A/some: un, una, unos/as

  1. Specifying a/an or some, rather than a specific number; e.g. hay unos estudiantes en la oficina  – there are some students in the office. However in conversation hay estudiantes en la oficina (there are students in the office) may also be used, i.e. without using the article.
  2. Abstract noun ‘qualified’ by an adjective;  e.g. un lección fácil – ‘an easy lesson’ . Such ‘abstract nouns’ refer to a general concept rather than a specific object or thing.  So ‘a lesson’ or ‘a car’ could refer to any lesson or any car, so is considered abstract.

The indefinite article, however, is NOT used in the following contexts:

  • before an occupation, unless qualified by an adjective e.g. soy profesor or es estudiante are correct, but so is Es un buen professor – he is a good teacher.
  • before a nationality, religious or political persuasion, e.g. eres ingles , es socialista or soy católico  are all correct
  • before medio, mil or cien (half a…; a thousand; a hundred) e.g. half a kilo – medio kilo
  • before otro (another) or cierto (certain/specific) e.g. another flight – otro vuelo, certain people – ciertas personas
  • before ¡que! (what a…!) ,  tal (such a …) e.g. what (a) heat – ¡que calor!

IT/ Them: Lo

Lo (the neuter article) is used in a number of ways, including to turn an adjective into an abstract noun.  So, for example, the adjective importante is normally used to ‘qualify’ or add detail to a noun, like ‘person’, ‘decision’, ‘building’.  However, using lo this adjective can be used in a similar way to our use of ‘thing’. 

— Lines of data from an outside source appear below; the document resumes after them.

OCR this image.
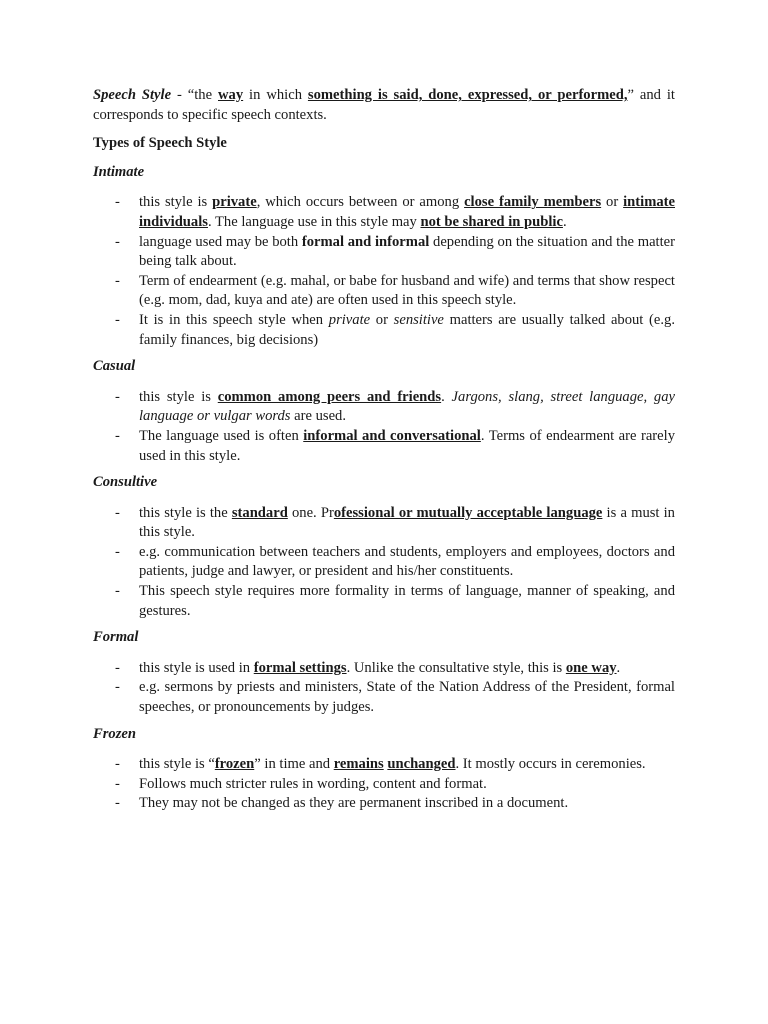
Speech Style - “the way in which something is said, done, expressed, or performed,” and it corresponds to specific speech contexts.

Types of Speech Style

Intimate

- this style is private, which occurs between or among close family members or intimate individuals. The language use in this style may not be shared in public.
- language used may be both formal and informal depending on the situation and the matter being talk about.
- Term of endearment (e.g. mahal, or babe for husband and wife) and terms that show respect (e.g. mom, dad, kuya and ate) are often used in this speech style.
- It is in this speech style when private or sensitive matters are usually talked about (e.g. family finances, big decisions)

Casual

- this style is common among peers and friends. Jargons, slang, street language, gay language or vulgar words are used.
- The language used is often informal and conversational. Terms of endearment are rarely used in this style.

Consultive

- this style is the standard one. Professional or mutually acceptable language is a must in this style.
- e.g. communication between teachers and students, employers and employees, doctors and patients, judge and lawyer, or president and his/her constituents.
- This speech style requires more formality in terms of language, manner of speaking, and gestures.

Formal

- this style is used in formal settings. Unlike the consultative style, this is one way.
- e.g. sermons by priests and ministers, State of the Nation Address of the President, formal speeches, or pronouncements by judges.

Frozen

- this style is “frozen” in time and remains unchanged. It mostly occurs in ceremonies.
- Follows much stricter rules in wording, content and format.
- They may not be changed as they are permanent inscribed in a document.
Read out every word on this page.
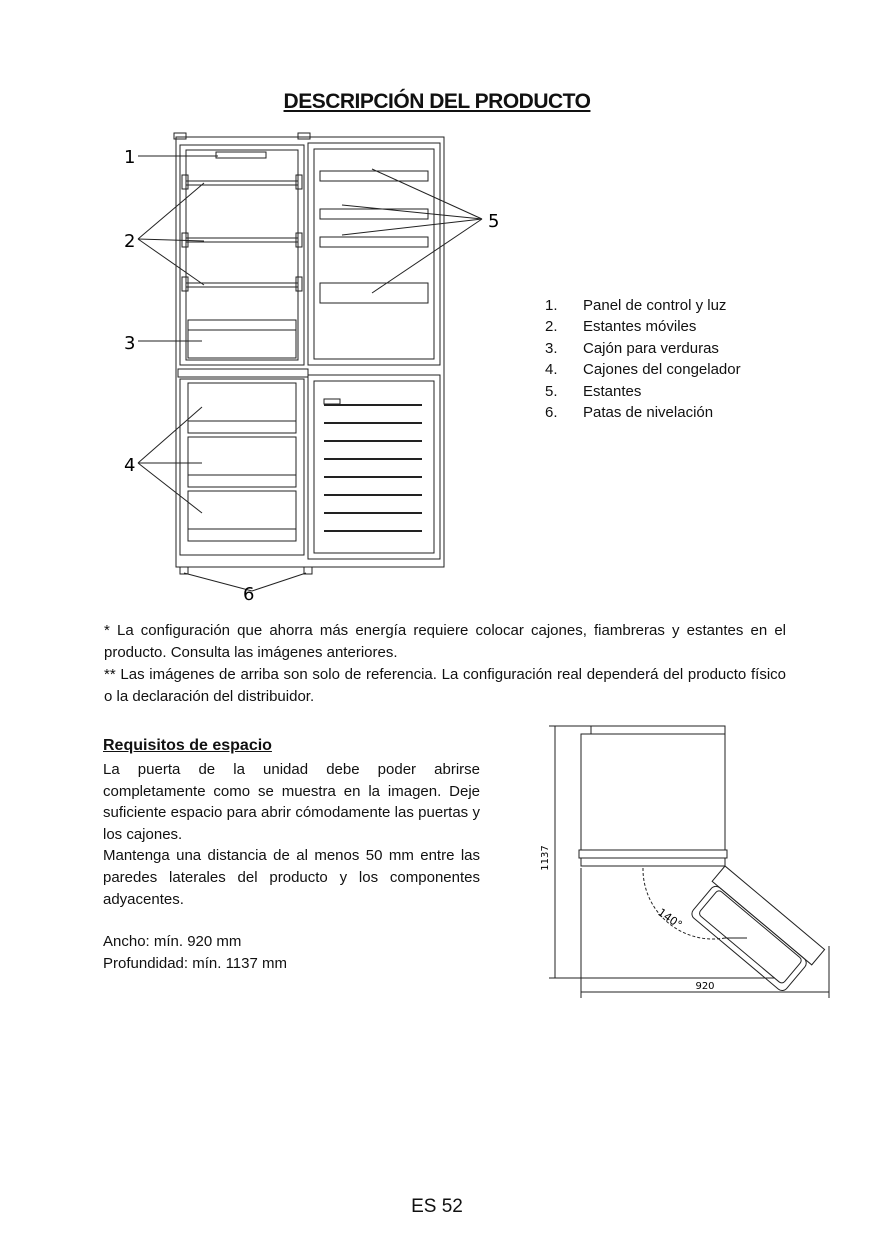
DESCRIPCIÓN DEL PRODUCTO
1
2
3
4
5
6
1.	Panel de control y luz
2.	Estantes móviles
3.	Cajón para verduras
4.	Cajones del congelador
5.	Estantes
6.	Patas de nivelación

* La configuración que ahorra más energía requiere colocar cajones, fiambreras y estantes en el producto. Consulta las imágenes anteriores.

** Las imágenes de arriba son solo de referencia. La configuración real dependerá del producto físico o la declaración del distribuidor.

Requisitos de espacio

La puerta de la unidad debe poder abrirse completamente como se muestra en la imagen. Deje suficiente espacio para abrir cómodamente las puertas y los cajones.

Mantenga una distancia de al menos 50 mm entre las paredes laterales del producto y los componentes adyacentes.

Ancho: mín. 920 mm

Profundidad: mín. 1137 mm

1137
920
140°
ES 52
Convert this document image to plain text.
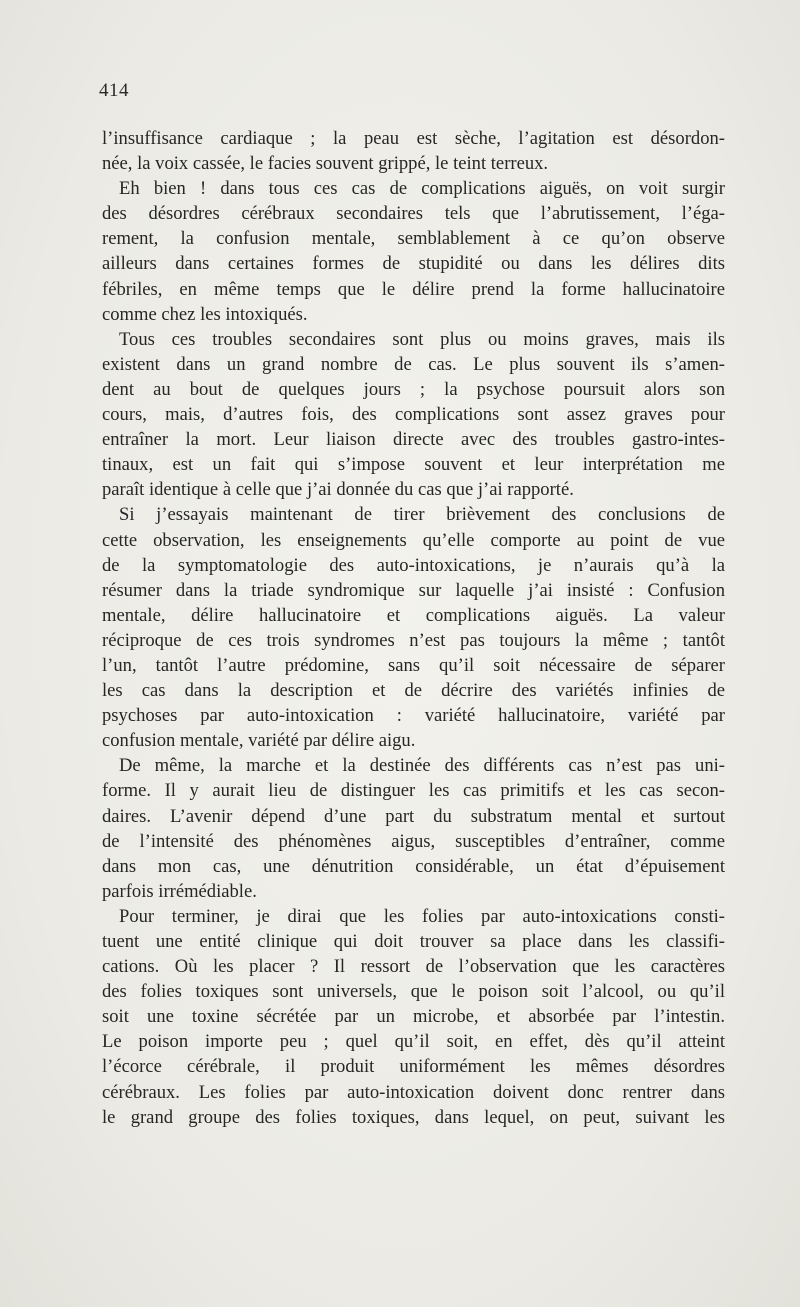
414
l’insuffisance cardiaque ; la peau est sèche, l’agitation est désordon-
née, la voix cassée, le facies souvent grippé, le teint terreux.
Eh bien ! dans tous ces cas de complications aiguës, on voit surgir
des désordres cérébraux secondaires tels que l’abrutissement, l’éga-
rement, la confusion mentale, semblablement à ce qu’on observe
ailleurs dans certaines formes de stupidité ou dans les délires dits
fébriles, en même temps que le délire prend la forme hallucinatoire
comme chez les intoxiqués.
Tous ces troubles secondaires sont plus ou moins graves, mais ils
existent dans un grand nombre de cas. Le plus souvent ils s’amen-
dent au bout de quelques jours ; la psychose poursuit alors son
cours, mais, d’autres fois, des complications sont assez graves pour
entraîner la mort. Leur liaison directe avec des troubles gastro-intes-
tinaux, est un fait qui s’impose souvent et leur interprétation me
paraît identique à celle que j’ai donnée du cas que j’ai rapporté.
Si j’essayais maintenant de tirer brièvement des conclusions de
cette observation, les enseignements qu’elle comporte au point de vue
de la symptomatologie des auto-intoxications, je n’aurais qu’à la
résumer dans la triade syndromique sur laquelle j’ai insisté : Confusion
mentale, délire hallucinatoire et complications aiguës. La valeur
réciproque de ces trois syndromes n’est pas toujours la même ; tantôt
l’un, tantôt l’autre prédomine, sans qu’il soit nécessaire de séparer
les cas dans la description et de décrire des variétés infinies de
psychoses par auto-intoxication : variété hallucinatoire, variété par
confusion mentale, variété par délire aigu.
De même, la marche et la destinée des différents cas n’est pas uni-
forme. Il y aurait lieu de distinguer les cas primitifs et les cas secon-
daires. L’avenir dépend d’une part du substratum mental et surtout
de l’intensité des phénomènes aigus, susceptibles d’entraîner, comme
dans mon cas, une dénutrition considérable, un état d’épuisement
parfois irrémédiable.
Pour terminer, je dirai que les folies par auto-intoxications consti-
tuent une entité clinique qui doit trouver sa place dans les classifi-
cations. Où les placer ? Il ressort de l’observation que les caractères
des folies toxiques sont universels, que le poison soit l’alcool, ou qu’il
soit une toxine sécrétée par un microbe, et absorbée par l’intestin.
Le poison importe peu ; quel qu’il soit, en effet, dès qu’il atteint
l’écorce cérébrale, il produit uniformément les mêmes désordres
cérébraux. Les folies par auto-intoxication doivent donc rentrer dans
le grand groupe des folies toxiques, dans lequel, on peut, suivant les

‘the important thing’ therefore becomes lo importante

‘the best thing’  – lo mejor              ‘the worst thing’ – lo peor

‘the difficult thing’ – lo difícil         ‘the easy thing’ – lo fácil

Other ways you will find lo being used include:

  • Qualifying a verb : Similarly to above, but with an adverb.
    •  she is studying the best she can – (ella) estudia lo mejor puede
  • ‘What’ or ‘that which’What I want to do is… –  Lo que quiero hacer es…  

‘It’ when referring to a noun has the same gender as the ‘thing’ you’re referring to. So where in English you would simply use ‘it’, the object or idea (the noun) will have a gender – la for a feminine noun and lo for one that is masculine. For example, lo hago – ‘I’m doing it’; La ciudad es muy bonita – la me encanta. The city is very pretty – I love it.

In ‘It is …’ phrases like ´it´s raining´ or ´it could be’, this takes a different verb form, Examples include – a verb for ‘to be raining’: llover  llueve  (it is raining) and reflexive verbs for ‘to be possible’: poderse  –  se puede (it is possible).